In 1986 the Irish Republican Army (IRA) used a JCB digger with its front bucket loaded with explosives, to ram into a Police Station before detonating it. So one year later, reports of a stolen JCB alerted the Security Services that another devastating IRA attack could be in preparation.
E4A, the Royal Ulster Constabulary's (RUC) covert intelligence unit, found the stolen digger hidden on a farm and based on further intelligence believed that the IRA in East Tyrone was behind hatching a plot. This belief was given further credence when reports came in of a blue Toyota van being stolen by masked men. Such a modus operandi had been used before to facilitate the transport of IRA terrorists to large scale attacks.

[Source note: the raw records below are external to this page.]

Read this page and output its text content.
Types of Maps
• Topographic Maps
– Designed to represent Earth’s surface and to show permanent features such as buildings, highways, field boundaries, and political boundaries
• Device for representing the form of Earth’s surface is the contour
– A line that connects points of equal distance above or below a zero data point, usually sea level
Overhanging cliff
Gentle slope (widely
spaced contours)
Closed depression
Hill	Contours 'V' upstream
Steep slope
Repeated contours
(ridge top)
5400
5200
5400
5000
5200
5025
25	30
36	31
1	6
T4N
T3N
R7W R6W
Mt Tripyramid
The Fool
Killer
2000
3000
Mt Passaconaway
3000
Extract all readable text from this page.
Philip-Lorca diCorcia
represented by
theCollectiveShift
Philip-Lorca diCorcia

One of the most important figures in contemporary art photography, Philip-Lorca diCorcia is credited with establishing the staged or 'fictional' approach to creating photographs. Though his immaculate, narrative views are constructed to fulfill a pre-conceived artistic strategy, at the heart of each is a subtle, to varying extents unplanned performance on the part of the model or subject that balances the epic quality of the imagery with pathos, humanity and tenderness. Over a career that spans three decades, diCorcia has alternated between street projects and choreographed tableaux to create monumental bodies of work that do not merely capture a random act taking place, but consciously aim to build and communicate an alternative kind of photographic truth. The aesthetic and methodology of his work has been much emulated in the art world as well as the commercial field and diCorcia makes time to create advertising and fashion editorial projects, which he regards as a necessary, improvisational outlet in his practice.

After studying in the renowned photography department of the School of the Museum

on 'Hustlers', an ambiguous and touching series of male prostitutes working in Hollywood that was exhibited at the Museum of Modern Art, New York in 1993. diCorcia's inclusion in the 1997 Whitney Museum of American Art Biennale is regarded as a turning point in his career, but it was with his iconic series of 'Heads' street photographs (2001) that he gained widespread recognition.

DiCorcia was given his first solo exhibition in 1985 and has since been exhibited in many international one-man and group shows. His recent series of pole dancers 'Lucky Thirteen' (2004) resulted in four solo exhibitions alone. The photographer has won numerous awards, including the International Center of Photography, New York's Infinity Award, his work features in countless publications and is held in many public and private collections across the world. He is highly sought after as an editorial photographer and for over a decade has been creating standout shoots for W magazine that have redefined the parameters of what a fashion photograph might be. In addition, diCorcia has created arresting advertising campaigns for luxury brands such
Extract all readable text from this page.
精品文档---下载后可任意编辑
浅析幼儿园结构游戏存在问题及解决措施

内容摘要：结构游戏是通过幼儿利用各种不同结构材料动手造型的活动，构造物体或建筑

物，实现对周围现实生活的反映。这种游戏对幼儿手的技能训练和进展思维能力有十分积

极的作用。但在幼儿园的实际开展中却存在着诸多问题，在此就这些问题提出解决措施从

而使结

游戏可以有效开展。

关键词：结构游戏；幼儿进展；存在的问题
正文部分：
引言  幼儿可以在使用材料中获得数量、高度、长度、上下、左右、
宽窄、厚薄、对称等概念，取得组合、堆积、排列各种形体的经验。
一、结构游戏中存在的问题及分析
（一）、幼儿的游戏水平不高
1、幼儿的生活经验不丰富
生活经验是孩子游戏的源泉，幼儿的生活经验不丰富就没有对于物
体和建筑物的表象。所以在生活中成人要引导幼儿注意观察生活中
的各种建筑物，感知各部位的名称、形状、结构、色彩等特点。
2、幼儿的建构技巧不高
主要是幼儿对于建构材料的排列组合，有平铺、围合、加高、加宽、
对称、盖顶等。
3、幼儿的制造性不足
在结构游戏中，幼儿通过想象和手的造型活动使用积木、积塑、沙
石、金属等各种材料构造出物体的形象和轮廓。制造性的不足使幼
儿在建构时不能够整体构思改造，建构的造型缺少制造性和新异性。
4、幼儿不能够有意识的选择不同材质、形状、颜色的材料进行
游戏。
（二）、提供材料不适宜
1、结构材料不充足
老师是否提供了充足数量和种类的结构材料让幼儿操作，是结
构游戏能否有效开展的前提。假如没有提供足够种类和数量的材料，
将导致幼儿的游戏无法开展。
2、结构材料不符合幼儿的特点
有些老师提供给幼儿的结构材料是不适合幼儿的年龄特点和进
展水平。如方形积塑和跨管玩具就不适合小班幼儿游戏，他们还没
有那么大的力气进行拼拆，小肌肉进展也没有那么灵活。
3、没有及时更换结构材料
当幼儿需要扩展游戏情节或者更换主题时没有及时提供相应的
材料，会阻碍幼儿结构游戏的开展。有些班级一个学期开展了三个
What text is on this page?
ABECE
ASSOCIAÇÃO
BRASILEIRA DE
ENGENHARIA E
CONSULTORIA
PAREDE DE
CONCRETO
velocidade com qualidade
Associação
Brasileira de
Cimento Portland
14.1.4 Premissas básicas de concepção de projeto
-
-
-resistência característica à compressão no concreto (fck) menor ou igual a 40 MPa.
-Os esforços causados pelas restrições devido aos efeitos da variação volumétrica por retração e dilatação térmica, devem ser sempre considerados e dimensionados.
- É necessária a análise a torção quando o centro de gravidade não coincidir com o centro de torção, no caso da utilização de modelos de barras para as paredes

Further intelligence gathering confirmed that an attack had been planned and also revealed the place. It was to be the RUC Police Station at Loughgall in County Armagh. A surveillance team was tasked with monitoring the JCB to give warning of when the attack was underway.
On Friday 8th May 1987, close to Loughgall, the JCB was moved from the farm building where it had been hidden. A small number of RUC officers were left in the police station as decoys, along with some members of the Special Forces regiment of the British Army, the Special Air Service (SAS). They would be warned when to take cover or join the ambush. Outside the police station more SAS troopers laid in wait to ambush the IRA terrorists if they commenced an attack.